2. Concernant l’affirmation de la requérante selon laquelle le signe ne saurait être considéré comme simple dans sa signification en raison de son originalité et du caractère inhabituel de sa combinaison de mots, ce qui exige un effort d’interprétation et un processus cognitif pour comprendre le sens du signe, l’Office fait observer que la requérante n’a identifié aucun élément ou caractéristique du signe contesté qui serait susceptible de déclencher un processus cognitif dans l’esprit du public pertinent (R 2076/2022-4, LET INNOVATION MOVE YOU, § 39).
En outre, la signification possible du signe demandé ne doit pas être examinée dans l’abstrait, mais plutôt dans le contexte de la désignation pertinente. Une demande de marque ne doit pas être évaluée en soi, détachée des produits et services pour lesquels la protection est demandée, comme si le consommateur devait deviner à quels produits et services elle devait s’appliquer. Le seul facteur décisif est la manière dont le signe, dans le contexte des produits et services pour lesquels la protection est demandée, affecte le public pertinent par rapport à ces produits et services (12/02/2004, C-363/99, Postkantoor, EU:C:2004:86, § 33; 21/01/2010, C-398/08 P, Vorsprung durch Technik, EU:C:2010:29, § 34; 09/03/2010, T-77/09, NATURE WATCH, EU:T:2010:81, § 26).

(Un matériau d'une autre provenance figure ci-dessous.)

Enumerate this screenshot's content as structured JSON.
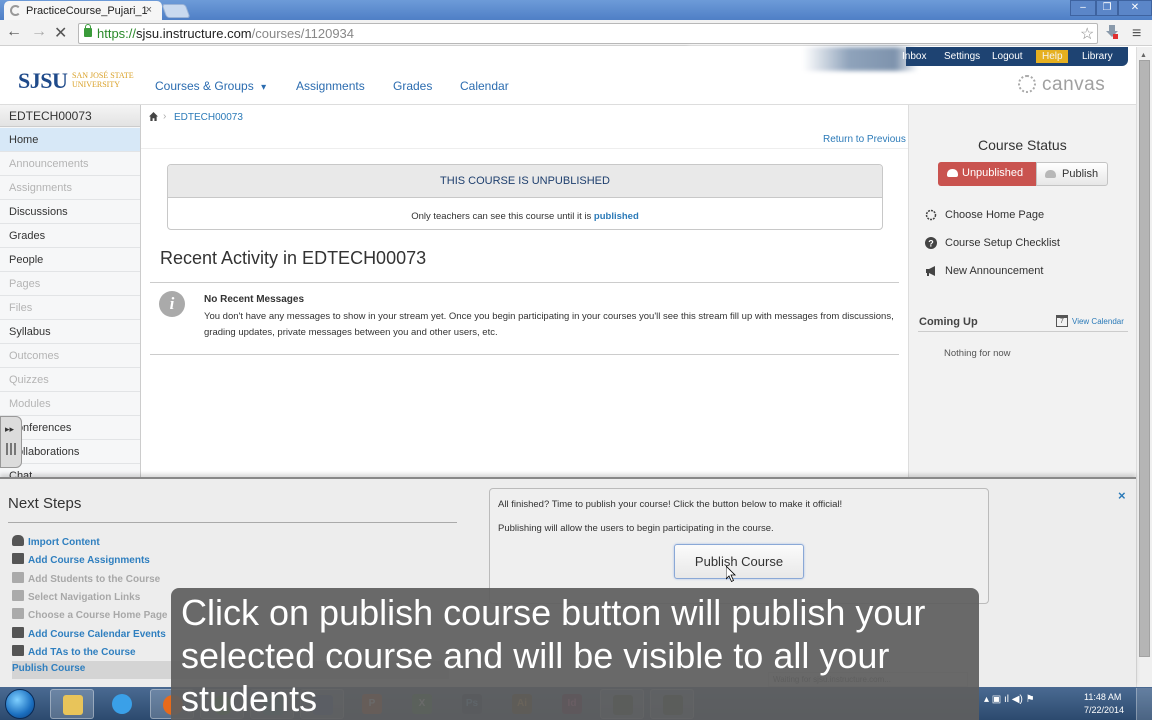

Il découle de ce qui précède que l’appréciation de la marque doit être effectuée dans le contexte des produits et services pour lesquels la protection est demandée. En tant que tel, ce contexte fournit une aide interprétative significative quant à la manière dont les consommateurs percevront la marque contestée. Lorsque des éléments mineurs d’imprécision existent dans le contenu conceptuel de la marque lorsqu’elle est examinée isolément, ces éléments vagues ou peu clairs peuvent être minimisés ou éliminés lorsque les consommateurs sont confrontés à la marque dans le contexte des produits et services pertinents (31/01/2018, R 1817/2017-5, Scala, § 28).
IV. Conclusion
Pour les raisons susmentionnées, et conformément à l’article 7, paragraphe 1, sous b) et c), et à l’article 7, paragraphe 2, du RMUE, la demande de marque de l’Union européenne n° 19 109 456 est par la présente rejetée.
Conformément à l’article 67 du RMUE, vous avez le droit de former un recours contre la présente décision. Conformément à l’article 68 du RMUE, l’acte de recours doit être déposé par écrit auprès de l’Office dans un délai de deux mois à compter de la date de notification de la présente décision. Il doit être déposé dans la langue de la procédure dans laquelle la décision faisant l’objet du recours a été rendue. En outre, un mémoire exposant les motifs du recours doit être déposé dans un délai de quatre mois à compter de la même date. L’acte de recours n’est réputé déposé qu’après paiement de la taxe de recours de 720 EUR.